My train journey came to an end this morning at 10ish, just under 48 hours after leaving Cheltenham. The best part was the last: I had my 3-person sleeper from Budapest on the Ister Express all to myself, and awoke to see hills peeping out of the mist and the sun slanting across the landscape from left to right, rather than from right to left as last evening.
The train was not, thankfully, in a hurry, so I was able to enjoy the very attractive and varied landscape - fields much divided up, sheep (with shepherds), hay stooks, woodlands with banks of false acacia trees in bloom, lakes and rivers, birdlife (plentiful), and even a couple of horse-drawn carts. They obviously haven't all gone for lasagna.
In the villages, each house with its steeply-raked roof, there was not a lawn to be seen: gardens are intensively cultivated with vegetables - all of course far ahead of ours at home.
The final run into Brasov was across flatter territory, snowy mountains being now the backdrop, a reminder of Brasov's strategic importance in old times. I received an uninvited (but rather welcome) history lesson from a certain Peter, who was unashamedly out to earn a little money: he approached me with a distinctive brand of English (Orwell is his favourite writer) as I stood taking a photograph of three trumpeters in costume high up on the platform of the city centre tower (they perform at 12 each day as a reminder of the role of the human fire alarms of former days, Peter told me).
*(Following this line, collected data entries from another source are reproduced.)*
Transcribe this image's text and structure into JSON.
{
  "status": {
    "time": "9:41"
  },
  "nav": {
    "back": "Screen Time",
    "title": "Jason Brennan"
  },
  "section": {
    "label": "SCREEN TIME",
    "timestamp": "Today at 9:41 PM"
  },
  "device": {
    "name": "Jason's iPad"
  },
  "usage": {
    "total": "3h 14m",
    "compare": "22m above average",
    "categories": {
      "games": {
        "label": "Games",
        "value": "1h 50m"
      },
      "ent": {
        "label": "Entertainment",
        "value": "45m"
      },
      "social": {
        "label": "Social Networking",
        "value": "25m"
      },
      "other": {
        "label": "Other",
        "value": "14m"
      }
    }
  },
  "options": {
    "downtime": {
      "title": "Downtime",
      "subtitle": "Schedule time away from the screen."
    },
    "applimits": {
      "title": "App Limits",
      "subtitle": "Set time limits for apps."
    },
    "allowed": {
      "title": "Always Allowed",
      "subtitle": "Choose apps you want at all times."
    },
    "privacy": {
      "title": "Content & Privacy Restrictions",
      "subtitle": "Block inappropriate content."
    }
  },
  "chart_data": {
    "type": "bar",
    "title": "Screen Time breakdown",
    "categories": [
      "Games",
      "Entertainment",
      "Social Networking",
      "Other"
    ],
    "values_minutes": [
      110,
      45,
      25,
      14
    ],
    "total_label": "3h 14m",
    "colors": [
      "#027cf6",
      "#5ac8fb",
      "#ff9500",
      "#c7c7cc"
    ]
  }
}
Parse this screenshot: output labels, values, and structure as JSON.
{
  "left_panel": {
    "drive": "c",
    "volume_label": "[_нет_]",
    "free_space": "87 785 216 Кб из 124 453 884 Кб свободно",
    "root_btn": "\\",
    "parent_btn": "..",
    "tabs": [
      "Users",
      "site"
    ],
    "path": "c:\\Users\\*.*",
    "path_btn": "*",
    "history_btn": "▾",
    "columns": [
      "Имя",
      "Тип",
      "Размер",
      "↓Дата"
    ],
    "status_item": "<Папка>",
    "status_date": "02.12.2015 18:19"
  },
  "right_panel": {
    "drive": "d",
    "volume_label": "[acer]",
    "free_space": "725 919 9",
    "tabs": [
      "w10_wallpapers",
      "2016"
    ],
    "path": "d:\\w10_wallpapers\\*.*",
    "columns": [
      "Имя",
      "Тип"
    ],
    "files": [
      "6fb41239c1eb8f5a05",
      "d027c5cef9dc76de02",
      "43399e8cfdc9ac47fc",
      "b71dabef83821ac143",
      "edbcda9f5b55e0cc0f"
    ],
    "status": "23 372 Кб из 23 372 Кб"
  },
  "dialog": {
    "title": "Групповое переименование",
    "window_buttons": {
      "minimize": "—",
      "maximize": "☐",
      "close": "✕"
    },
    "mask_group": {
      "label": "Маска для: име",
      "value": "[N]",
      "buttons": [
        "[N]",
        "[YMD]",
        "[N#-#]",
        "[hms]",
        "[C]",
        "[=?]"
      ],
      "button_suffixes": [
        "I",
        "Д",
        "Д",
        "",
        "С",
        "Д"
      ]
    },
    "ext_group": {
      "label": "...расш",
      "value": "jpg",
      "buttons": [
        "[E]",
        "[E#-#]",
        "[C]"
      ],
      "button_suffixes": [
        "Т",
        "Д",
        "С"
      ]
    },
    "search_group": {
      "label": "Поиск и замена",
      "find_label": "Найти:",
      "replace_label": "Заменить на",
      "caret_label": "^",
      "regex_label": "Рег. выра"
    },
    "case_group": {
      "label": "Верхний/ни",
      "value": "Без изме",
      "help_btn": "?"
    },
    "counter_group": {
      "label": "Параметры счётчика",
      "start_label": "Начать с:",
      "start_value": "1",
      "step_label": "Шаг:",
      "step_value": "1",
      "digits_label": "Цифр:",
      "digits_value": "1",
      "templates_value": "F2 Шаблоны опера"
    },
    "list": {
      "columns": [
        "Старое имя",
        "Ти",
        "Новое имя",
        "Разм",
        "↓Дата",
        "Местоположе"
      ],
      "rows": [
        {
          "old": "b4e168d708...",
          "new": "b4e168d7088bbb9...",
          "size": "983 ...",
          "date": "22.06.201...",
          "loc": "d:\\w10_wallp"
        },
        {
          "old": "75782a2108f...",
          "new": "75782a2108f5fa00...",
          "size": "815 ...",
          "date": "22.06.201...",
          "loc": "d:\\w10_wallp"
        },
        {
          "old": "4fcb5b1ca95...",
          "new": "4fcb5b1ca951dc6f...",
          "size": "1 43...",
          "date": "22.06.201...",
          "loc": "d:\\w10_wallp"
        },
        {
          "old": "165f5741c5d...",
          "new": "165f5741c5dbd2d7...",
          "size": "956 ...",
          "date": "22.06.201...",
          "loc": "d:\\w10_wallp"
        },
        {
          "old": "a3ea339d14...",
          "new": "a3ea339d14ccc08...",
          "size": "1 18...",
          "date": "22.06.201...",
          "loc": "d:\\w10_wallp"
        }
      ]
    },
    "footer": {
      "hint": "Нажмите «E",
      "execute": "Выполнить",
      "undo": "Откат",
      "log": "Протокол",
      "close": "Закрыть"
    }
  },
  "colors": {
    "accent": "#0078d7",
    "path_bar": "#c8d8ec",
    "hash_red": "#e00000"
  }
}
Vlad the Impaler was, he assured me, a goody: having read a full and very gory description of his methods in my Rough Guide, I remain unconvinced.
I really do recommend coming by train if you are thinking of Romania for a holiday. I had a delicious dinner in Paris - at Brasserie Flo, the station restaurant: in Munich, I arrived off the Cassiopeia in time for breakfast near the Marienplatz; and in Budapest I ate well at the recommended Rosenstein. Both German and Hungarian sleeping cars were more than adequate, though, going for a shower this morning, I found it in full use as a broom cupboard. And loo paper is BYO.
Switching between French, German, Hungarian and Romanian may sound interesting, but - though this feels like a contradiction in terms - English is the lingua franca.